Washington suspended food handouts to the impoverished North in 2009 after Pyongyang expelled its aid monitors who were there to make sure the food gets to the children, nursing mothers, and elderly who most needed it.

The communist government is suspected of diverting foreign assistance to support its huge military force. There were also reports of food aid redistributed as gifts for elites or resold at a steep profit to vendors in markets.

U.S. Republican lawmaker Ileana Ros-Lehtinen, who heads the House of Representatives Foreign Affairs Committee, said she has "grave concerns" about North Korea's intentions in the food request.

Referring to the 100th anniversary next year of the birth of Kim Jong Il's father, she said "there is the danger that aid provided would be diverted for this spectacle."

Ros-Lehtinen, who chaired a congressional hearing on North Korea on Thursday, also called for an accounting of how North Korea distributed previous U.S. food aid left over when the regime booted out nongovernmental organizations two years ago.

But senior Democratic legislator Howard Berman said every effort should be made to provide humanitarian assistance and food aid to the North Korean people on condition that "adequate monitoring" is allowed to ensure that such aid is not diverted or misused.

Resume food aid

Victor Cha, a former White House Asia expert, said U.S. President Barack Obama's administration should consider resuming food aid if Washington obtains access for monitoring terms as good as or better than the ones expelled in 2008, and after close consultations with Seoul.

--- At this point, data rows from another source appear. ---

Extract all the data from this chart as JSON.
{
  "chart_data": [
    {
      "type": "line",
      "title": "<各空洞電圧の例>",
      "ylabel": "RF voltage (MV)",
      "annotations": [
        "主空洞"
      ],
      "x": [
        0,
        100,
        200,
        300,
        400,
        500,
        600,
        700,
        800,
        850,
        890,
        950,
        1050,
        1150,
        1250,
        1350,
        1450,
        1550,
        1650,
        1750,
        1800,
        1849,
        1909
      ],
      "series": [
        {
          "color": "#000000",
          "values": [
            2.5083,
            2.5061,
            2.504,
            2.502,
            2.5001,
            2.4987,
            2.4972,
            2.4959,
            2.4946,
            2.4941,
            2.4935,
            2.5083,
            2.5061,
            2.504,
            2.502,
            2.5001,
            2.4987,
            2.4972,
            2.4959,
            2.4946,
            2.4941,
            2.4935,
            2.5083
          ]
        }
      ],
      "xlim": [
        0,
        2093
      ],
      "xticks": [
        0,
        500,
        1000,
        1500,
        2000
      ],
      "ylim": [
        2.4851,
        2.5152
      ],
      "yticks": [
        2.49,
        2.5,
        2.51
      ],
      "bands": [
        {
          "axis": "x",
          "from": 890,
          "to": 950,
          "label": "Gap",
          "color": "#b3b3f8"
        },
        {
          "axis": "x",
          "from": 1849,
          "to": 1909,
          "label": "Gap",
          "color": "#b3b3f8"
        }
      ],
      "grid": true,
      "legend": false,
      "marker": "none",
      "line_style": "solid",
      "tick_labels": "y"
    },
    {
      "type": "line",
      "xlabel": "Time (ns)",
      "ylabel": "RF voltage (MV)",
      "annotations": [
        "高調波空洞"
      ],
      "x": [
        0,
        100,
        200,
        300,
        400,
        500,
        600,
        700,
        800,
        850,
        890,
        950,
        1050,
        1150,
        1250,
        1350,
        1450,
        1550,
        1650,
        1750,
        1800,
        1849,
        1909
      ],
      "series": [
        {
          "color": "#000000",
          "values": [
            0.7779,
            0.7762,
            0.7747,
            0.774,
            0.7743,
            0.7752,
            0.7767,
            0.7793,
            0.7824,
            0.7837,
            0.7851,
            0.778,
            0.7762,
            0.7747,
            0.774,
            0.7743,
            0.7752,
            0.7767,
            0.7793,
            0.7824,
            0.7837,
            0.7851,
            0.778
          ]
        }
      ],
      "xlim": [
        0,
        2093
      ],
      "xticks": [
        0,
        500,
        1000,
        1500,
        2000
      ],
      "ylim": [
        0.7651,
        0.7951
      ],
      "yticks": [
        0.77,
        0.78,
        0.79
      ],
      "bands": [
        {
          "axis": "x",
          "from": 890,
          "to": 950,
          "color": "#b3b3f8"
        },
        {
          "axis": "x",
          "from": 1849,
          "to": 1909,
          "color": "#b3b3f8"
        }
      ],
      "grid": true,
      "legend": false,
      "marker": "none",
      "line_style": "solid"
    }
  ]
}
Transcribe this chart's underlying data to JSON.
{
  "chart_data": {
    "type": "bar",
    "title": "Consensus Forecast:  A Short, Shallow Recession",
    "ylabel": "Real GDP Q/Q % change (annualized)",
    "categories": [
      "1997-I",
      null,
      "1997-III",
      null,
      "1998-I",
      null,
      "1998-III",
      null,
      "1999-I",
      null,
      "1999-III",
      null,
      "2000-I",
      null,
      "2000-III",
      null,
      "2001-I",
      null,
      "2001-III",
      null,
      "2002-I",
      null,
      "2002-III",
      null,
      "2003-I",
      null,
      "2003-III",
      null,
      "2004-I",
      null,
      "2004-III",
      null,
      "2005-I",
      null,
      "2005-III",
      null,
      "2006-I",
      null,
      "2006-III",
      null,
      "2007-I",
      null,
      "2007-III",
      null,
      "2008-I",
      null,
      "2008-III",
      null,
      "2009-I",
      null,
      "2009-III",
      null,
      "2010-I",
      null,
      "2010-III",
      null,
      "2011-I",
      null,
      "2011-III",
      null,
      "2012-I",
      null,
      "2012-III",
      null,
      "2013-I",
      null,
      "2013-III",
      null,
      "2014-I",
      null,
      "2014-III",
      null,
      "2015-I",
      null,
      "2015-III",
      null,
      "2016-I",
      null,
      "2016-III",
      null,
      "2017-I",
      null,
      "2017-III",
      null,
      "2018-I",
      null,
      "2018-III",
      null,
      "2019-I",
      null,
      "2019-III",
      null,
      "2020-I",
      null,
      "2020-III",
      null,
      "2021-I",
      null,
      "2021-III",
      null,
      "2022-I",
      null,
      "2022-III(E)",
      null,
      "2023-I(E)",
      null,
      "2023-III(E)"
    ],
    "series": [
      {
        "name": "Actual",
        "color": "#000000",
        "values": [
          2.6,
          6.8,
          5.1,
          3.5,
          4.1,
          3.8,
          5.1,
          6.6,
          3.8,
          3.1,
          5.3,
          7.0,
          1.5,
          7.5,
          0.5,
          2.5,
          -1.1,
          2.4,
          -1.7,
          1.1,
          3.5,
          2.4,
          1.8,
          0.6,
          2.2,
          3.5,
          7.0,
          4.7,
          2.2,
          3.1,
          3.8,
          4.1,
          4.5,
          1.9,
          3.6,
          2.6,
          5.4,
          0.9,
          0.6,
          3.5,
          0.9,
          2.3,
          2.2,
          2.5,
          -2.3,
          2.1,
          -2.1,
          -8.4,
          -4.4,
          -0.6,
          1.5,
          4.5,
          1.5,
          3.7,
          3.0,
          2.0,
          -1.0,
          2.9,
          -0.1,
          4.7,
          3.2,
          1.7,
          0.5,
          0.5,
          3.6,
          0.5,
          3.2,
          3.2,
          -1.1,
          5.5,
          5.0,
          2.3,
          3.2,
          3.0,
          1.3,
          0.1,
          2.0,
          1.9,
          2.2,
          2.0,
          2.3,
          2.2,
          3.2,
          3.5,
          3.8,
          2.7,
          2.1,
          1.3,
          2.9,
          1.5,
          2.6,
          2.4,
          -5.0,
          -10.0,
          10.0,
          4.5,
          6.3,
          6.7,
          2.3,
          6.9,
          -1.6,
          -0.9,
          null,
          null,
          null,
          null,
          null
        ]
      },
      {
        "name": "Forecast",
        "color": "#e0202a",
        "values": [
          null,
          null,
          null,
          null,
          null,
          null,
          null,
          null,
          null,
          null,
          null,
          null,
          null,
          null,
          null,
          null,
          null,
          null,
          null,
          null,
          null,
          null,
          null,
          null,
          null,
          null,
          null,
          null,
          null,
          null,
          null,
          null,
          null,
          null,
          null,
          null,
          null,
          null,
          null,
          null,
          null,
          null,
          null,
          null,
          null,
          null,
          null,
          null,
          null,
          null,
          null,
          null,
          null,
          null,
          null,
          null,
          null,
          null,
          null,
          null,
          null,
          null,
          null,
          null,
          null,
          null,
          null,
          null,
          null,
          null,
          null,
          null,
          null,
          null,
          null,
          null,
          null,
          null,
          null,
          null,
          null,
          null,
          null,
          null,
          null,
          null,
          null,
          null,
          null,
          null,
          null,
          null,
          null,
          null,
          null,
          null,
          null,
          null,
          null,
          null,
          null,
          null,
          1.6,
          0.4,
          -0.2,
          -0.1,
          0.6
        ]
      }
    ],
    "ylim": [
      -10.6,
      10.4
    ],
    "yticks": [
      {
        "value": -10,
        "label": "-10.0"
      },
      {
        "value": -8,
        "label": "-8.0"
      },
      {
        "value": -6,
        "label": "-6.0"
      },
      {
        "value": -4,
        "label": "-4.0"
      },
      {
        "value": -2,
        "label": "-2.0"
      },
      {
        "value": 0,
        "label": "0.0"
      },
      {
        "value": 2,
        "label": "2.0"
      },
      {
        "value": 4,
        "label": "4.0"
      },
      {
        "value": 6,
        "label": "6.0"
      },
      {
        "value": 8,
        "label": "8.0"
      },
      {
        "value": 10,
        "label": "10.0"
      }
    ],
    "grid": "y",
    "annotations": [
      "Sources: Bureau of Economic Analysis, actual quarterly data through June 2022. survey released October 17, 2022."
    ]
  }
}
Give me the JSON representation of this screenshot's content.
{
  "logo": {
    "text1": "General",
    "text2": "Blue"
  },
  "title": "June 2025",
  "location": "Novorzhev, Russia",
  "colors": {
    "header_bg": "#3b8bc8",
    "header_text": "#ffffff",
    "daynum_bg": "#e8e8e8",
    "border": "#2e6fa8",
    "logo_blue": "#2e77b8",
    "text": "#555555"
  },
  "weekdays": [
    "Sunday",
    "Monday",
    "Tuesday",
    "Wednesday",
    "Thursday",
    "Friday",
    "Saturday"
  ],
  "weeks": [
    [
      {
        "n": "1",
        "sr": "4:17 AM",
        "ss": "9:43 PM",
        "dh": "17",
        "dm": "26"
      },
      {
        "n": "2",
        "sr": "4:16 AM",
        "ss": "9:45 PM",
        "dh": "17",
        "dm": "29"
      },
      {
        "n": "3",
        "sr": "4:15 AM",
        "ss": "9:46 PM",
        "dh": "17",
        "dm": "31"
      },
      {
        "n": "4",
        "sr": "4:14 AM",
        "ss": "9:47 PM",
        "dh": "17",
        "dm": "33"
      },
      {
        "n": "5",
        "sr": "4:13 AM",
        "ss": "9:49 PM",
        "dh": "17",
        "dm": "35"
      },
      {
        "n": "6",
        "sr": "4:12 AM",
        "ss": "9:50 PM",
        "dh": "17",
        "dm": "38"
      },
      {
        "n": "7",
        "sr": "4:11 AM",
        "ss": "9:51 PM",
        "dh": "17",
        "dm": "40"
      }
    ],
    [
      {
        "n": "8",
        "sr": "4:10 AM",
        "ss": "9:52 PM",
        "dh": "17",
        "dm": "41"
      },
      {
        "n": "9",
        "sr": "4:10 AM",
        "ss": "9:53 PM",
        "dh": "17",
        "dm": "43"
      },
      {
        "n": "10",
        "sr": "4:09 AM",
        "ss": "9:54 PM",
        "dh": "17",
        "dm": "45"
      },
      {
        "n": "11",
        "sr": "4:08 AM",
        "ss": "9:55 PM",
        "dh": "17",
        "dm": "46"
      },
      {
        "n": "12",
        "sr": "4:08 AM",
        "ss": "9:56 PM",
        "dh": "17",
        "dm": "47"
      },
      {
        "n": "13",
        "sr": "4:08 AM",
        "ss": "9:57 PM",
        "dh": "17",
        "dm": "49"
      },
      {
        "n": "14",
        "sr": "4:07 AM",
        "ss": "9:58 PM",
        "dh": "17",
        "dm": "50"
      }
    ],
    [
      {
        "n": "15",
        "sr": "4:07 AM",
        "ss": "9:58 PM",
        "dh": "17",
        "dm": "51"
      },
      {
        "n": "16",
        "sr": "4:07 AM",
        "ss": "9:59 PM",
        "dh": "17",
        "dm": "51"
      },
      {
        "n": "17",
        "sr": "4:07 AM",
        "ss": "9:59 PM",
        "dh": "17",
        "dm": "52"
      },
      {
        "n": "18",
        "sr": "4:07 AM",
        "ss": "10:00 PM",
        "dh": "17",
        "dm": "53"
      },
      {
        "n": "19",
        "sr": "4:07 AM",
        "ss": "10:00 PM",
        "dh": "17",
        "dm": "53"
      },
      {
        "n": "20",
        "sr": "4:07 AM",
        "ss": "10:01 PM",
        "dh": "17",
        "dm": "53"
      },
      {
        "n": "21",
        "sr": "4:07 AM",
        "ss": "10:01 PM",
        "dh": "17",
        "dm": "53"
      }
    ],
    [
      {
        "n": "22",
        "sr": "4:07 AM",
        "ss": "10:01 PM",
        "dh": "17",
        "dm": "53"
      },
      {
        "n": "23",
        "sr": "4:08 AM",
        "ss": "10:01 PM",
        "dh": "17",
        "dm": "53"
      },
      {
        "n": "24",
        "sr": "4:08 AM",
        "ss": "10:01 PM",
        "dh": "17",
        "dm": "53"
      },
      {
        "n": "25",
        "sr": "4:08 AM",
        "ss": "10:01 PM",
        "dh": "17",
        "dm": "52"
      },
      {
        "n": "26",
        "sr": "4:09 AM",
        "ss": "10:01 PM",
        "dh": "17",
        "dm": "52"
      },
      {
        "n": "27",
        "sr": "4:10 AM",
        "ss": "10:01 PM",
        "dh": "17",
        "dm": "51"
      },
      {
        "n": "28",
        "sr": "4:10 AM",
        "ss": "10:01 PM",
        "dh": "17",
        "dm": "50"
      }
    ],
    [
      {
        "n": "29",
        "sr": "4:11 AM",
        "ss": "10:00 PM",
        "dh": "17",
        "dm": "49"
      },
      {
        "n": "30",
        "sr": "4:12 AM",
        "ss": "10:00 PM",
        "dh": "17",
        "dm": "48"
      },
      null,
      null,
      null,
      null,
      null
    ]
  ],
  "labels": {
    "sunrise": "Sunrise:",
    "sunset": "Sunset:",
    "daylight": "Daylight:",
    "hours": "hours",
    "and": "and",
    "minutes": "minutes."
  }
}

"Bags of rice floating around North Korea with the American flag and written Korean saying 'Gift of the American people' cannot be bad," he said.

Historically, Cha said, food assistance to North Korea has opened a path back to larger diplomacy, which was critical to containing the unpredictable regime's nuclear weapons program.

"Restarting food aid may sound like the same old storyrewarding bad behavior that will only elicit more bad behavior. The alternative is to do nothing on nuclear diplomacy or human rights, which is good posturing."

"But it will buy you a runaway nuclear program with rampant proliferation potential."

Some conservatives in South Korea are already suggesting that South Korea also go nuclear or are calling for the United States to reinsert tactical nuclear weapons into the country.

"This hardly seems like a good alternative," Cha said.